3D printed oxidized alginate-gelatin bioink provides guidance for C2C12 muscle precursor cell orientation and differentiation via shear stress during bioprinting

Abstract

Biofabrication can be a tool to three-dimensionally (3D) print muscle cells embedded inside hydrogel biomaterials, ultimately aiming to mimic the complexity of the native muscle tissue and to create in-vitro muscle analogues for advanced repair therapies and drug testing. However, to 3D print muscle analogues of high cell alignment and synchronous contraction, the effect of biofabrication process parameters on myoblast growth has to be understood.

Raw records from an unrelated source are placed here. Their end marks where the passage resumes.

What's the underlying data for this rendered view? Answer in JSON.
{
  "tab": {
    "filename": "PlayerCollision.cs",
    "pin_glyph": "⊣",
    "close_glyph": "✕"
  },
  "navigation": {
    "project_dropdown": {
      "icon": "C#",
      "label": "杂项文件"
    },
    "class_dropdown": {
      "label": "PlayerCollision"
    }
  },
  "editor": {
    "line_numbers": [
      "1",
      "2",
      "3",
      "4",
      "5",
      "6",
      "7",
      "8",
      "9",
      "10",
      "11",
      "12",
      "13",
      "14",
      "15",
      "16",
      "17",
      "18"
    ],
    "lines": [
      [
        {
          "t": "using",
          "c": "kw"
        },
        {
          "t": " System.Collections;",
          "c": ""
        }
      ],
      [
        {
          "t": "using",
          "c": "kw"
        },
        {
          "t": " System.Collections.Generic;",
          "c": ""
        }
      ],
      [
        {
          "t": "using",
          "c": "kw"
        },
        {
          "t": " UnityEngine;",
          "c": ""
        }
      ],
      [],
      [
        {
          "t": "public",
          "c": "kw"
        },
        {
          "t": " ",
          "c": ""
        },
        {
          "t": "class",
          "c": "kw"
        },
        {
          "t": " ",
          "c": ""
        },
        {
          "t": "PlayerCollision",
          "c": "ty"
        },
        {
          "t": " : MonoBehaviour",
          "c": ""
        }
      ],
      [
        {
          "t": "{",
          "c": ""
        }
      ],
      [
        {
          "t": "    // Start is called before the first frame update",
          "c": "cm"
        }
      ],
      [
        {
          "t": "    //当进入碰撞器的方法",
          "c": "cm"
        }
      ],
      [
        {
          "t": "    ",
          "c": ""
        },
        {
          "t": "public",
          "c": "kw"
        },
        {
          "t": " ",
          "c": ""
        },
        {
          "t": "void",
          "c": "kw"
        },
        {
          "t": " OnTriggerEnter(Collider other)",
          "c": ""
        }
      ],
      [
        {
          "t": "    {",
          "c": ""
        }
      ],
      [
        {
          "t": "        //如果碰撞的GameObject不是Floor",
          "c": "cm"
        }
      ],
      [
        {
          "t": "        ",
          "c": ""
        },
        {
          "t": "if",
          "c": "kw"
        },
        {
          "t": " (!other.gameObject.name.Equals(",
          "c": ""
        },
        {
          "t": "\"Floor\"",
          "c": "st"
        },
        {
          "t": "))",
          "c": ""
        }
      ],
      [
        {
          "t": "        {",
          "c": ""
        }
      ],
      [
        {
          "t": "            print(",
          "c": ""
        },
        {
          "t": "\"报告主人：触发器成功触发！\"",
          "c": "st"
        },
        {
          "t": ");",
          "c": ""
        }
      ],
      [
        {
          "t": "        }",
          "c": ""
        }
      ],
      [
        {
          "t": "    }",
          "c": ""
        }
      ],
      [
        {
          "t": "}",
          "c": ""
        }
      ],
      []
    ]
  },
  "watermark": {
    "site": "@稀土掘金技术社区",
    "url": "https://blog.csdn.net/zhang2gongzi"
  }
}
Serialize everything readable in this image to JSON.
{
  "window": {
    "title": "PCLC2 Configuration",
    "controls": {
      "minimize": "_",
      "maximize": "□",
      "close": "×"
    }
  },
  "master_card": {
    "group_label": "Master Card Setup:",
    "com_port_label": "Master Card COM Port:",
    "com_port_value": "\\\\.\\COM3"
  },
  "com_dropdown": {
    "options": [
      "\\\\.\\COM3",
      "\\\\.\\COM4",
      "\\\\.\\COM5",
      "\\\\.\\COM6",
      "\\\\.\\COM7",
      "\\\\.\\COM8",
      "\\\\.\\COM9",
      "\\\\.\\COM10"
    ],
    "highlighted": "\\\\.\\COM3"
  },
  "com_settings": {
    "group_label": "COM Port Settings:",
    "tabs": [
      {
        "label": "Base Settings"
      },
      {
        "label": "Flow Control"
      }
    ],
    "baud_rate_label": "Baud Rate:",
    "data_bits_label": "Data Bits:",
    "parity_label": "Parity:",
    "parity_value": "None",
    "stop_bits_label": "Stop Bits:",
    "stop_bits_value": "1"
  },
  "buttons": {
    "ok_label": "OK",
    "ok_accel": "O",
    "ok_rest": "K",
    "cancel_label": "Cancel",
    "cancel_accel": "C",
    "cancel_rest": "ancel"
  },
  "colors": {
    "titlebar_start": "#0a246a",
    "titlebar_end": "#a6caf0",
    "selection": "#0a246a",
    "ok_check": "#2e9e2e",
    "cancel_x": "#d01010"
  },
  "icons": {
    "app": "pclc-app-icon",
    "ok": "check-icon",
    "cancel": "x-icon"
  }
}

A suitable biomaterial matrix is required to provide 3D printability as well as matrix degradation to create space for cell proliferation, matrix remodelling capacity, and cell differentiation. We demonstrate that by the proper selection of nozzle size and extrusion pressure, the shear stress during extrusion-bioprinting of mouse myoblast cells (C2C12) can achieve cell orientation when using oxidized alginate-gelatin (ADA-GEL) hydrogel bionk. The cells grow in the direction of printing, migrate to the hydrogel surface over time, and differentiate into ordered myotube segments in areas of high cell density. Together, our results show that ADA-GEL hydrogel can be a simple and cost-efficient biodegradable bioink that allows the successful 3D bioprinting and cultivation of C2C12 cells in-vitro to study muscle engineering.